Upadhyay describes how such a system could also be used to inform PV plant repowering strategies, something many developers are grappling with as they seek ways to improve the performance of ageing assets.
“Many developers have plants that are, let’s say, ten years old. They have great power purchase agreements (PPAs) because ten years back, pricing was very different,” he explains. “So it means that they’re looking into repowering their system now because the plants are not working the way they want, and they’re wondering what should be the strategy to repower. Should I just keep it like it is? Should I introduce new technology, like the new solar panels that are much more efficient? What about batteries?”
The answers to these questions would usually take a large team of people across various disciplines “a quarter“ to complete, says Upadhyay.

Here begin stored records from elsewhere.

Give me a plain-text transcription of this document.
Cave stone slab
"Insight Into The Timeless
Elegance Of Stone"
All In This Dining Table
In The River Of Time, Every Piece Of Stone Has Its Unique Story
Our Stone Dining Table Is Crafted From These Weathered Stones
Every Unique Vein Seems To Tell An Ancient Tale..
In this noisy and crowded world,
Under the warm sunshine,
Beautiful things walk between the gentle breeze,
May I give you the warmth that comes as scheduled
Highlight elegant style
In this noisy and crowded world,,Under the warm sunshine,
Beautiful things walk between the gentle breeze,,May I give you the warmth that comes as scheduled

But, using some simple prompts, he shows me how Solar GPT can produce a repowering strategy complete with suggestions on technology choices and return-on-investment estimates in a matter of seconds.
It’s an impressive feat and a glimpse of what Upadhyay believes will be a “paradigm shift” in the way PV power plants and fleets are managed. In his view of an AI-enabled future, gone will be the days of plant performance dashboards and software. In their place will be a single AI agent, one that can provide detailed, data-rich responses to all manner of questions, whether asked by a CEO, asset manager or operations and maintenance (O&M) operative.
“You can ask this Solar GPT model that we’re building: show me the underperformance of the plant in monetary terms—that matters to the asset manager. But it will also show me the places where I can act upon and which days—that matters to the O&M guy on the ground. The CEO will say, ‘Tell me the best strategy to maximise my portfolio performance.’
“It’s the same large language model giving answers to everyone. So I do believe in a world where we don’t need dashboards, we don’t need so much software. It’s only one chatbot; we just talk to the AI agent.”
‘An AI job’
Upadhyay reveals SmartHelio is also now turning its attention to energy storage and already working with a number of research institutes to develop AI-based tools to meet the needs of this fast-developing market. Among its initial objectives are questions such as how to use AI to improve the reliability and safety of battery energy storage systems and to inform strategies for the optimal dispatch of the energy from storage systems.
As the energy transition gathers pace and the penetration of renewables and storage technologies increases, Upadhyay believes the management of such a complex picture will be “truly an AI job”. “I don’t imagine that we are in any state right now where we can provide reliable power using renewables to our society,” Upadhyay says.
But through its ability to optimise, AI offers the opportunity of anticipating what generation is coming down the line from a variety of renewables sources and what storage is available to allow that power to be dispatched optimally. “The unlocking will truly happen when these renewables—solar, wind, heat pumps, storages or hydrogen—all these guys are able to provide me with a flat base curve,” Upadhyay says. “Once we achieve that, we are truly into the energy transition phase.”